At 3 to 5 weeks after surgery another radiograph is obtained to confirm the alignment of the toe.
If the alignment is not correct, it can still be corrected by pulling the toe into more varus or valgus, depending on what the radiograph dictates.
After 8 weeks the dressings are removed and the patient is started on range-of-motion exercises.
OUTCOMES
Proximal metatarsal osteotomy and distal soft tissue release decreases the bunion deformity to an average of 10 degrees and decreases the intermetatarsal angle to an average of 5 degrees.

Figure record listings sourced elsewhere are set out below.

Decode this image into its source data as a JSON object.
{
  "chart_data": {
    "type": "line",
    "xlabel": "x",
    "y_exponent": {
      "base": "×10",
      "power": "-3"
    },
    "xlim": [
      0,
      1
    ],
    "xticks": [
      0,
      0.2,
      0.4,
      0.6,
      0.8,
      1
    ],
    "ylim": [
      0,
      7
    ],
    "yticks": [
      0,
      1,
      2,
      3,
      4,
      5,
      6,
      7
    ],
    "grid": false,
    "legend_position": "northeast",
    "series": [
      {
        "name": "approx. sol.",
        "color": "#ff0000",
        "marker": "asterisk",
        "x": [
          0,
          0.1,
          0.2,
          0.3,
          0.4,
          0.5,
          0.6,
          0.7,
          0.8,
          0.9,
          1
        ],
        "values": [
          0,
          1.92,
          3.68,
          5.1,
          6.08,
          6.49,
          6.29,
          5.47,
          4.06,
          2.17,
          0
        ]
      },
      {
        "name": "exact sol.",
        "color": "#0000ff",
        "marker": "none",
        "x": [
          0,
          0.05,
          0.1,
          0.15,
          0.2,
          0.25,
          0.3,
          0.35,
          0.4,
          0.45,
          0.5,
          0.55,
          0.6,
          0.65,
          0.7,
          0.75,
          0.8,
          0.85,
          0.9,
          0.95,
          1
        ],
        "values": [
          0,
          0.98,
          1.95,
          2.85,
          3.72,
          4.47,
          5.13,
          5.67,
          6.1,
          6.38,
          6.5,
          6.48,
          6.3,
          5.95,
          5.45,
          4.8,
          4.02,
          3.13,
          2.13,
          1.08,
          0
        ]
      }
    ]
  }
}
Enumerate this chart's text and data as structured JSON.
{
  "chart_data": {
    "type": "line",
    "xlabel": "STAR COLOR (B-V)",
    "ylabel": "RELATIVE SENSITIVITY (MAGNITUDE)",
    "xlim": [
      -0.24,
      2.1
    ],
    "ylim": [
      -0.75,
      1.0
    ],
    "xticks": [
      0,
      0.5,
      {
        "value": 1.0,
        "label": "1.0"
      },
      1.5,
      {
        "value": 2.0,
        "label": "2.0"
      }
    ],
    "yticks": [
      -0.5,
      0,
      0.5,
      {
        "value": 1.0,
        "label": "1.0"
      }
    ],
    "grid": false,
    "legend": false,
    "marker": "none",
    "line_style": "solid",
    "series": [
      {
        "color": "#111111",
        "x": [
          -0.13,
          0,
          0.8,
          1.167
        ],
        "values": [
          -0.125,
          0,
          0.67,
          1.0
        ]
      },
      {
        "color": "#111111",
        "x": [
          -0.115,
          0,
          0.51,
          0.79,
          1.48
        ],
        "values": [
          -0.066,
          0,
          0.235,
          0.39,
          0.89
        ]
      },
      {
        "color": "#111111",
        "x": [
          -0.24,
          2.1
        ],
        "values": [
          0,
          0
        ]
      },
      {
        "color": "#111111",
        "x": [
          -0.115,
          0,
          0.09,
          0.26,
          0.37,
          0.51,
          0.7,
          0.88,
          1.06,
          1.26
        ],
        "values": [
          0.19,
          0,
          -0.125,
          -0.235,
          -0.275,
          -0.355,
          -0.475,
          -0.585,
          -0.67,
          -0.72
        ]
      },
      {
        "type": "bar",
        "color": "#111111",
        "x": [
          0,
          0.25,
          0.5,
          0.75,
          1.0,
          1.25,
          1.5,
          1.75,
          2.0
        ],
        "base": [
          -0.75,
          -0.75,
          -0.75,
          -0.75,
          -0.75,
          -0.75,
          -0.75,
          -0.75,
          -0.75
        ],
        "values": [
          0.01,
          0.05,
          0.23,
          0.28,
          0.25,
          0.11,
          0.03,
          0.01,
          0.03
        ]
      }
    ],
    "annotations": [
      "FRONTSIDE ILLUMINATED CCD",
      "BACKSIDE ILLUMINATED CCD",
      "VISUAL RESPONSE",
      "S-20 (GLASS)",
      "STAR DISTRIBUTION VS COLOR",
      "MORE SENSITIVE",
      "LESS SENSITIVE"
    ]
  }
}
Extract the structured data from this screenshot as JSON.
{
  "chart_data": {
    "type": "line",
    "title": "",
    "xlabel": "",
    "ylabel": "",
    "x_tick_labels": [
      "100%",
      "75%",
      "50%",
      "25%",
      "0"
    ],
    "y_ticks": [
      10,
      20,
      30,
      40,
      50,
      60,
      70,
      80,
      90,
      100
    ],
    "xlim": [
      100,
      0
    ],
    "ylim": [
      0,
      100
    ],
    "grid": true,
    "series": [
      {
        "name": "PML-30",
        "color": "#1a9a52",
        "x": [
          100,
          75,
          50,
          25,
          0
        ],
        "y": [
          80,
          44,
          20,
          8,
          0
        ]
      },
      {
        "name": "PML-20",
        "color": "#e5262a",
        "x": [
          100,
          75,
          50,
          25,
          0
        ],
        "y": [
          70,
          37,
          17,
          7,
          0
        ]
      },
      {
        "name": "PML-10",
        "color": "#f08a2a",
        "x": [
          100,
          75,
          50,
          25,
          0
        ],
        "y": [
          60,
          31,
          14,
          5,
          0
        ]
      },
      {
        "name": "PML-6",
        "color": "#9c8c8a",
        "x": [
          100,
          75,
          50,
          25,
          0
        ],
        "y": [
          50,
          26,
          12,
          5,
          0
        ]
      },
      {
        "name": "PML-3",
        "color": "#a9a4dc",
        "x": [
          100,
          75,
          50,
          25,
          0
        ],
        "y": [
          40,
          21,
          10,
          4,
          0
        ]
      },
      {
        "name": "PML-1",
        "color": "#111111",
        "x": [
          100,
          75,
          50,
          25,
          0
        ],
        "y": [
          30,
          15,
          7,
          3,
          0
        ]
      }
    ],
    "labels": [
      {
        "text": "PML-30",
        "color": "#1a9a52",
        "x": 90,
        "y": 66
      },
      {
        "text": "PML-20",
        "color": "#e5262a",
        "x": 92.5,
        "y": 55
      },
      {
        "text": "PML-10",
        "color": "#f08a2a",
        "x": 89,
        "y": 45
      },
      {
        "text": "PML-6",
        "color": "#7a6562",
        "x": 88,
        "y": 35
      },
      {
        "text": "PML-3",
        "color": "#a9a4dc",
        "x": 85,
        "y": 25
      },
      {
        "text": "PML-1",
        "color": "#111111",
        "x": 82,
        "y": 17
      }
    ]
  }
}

A 90% to 95% rate of patient satisfaction has been reported, as well as improvements in pain level and improvements in overall function.
COMPLICATIONS
Recurrence of hallux valgus deformity
Hallux varus
Dorsiflexion of metatarsal osteotomy
Nonunion of osteotomy site
Delayed union of osteotomy site
REFERENCES
· Dreeban S, Mann RA. Advanced hallux valgus deformity: long-term results utilizing the distal soft tissue procedure and proximal metatarsal osteotomy. Foot Ankle Int 1996;17:142–144.
· Mann RA, Coughlin MJ. Adult hallux valgus. In: Coughlin MJ, Mann RA, eds. Surgery of the Foot and Ankle, 7th ed. St. Louis: Mosby, 1999.
· Thordarson DB, Rudicel SA, Ebramzadeh E, et al. Outcome study of hallux valgus surgery—an AOFAS multi-center study. Foot Ankle Int 2001;22:956–959.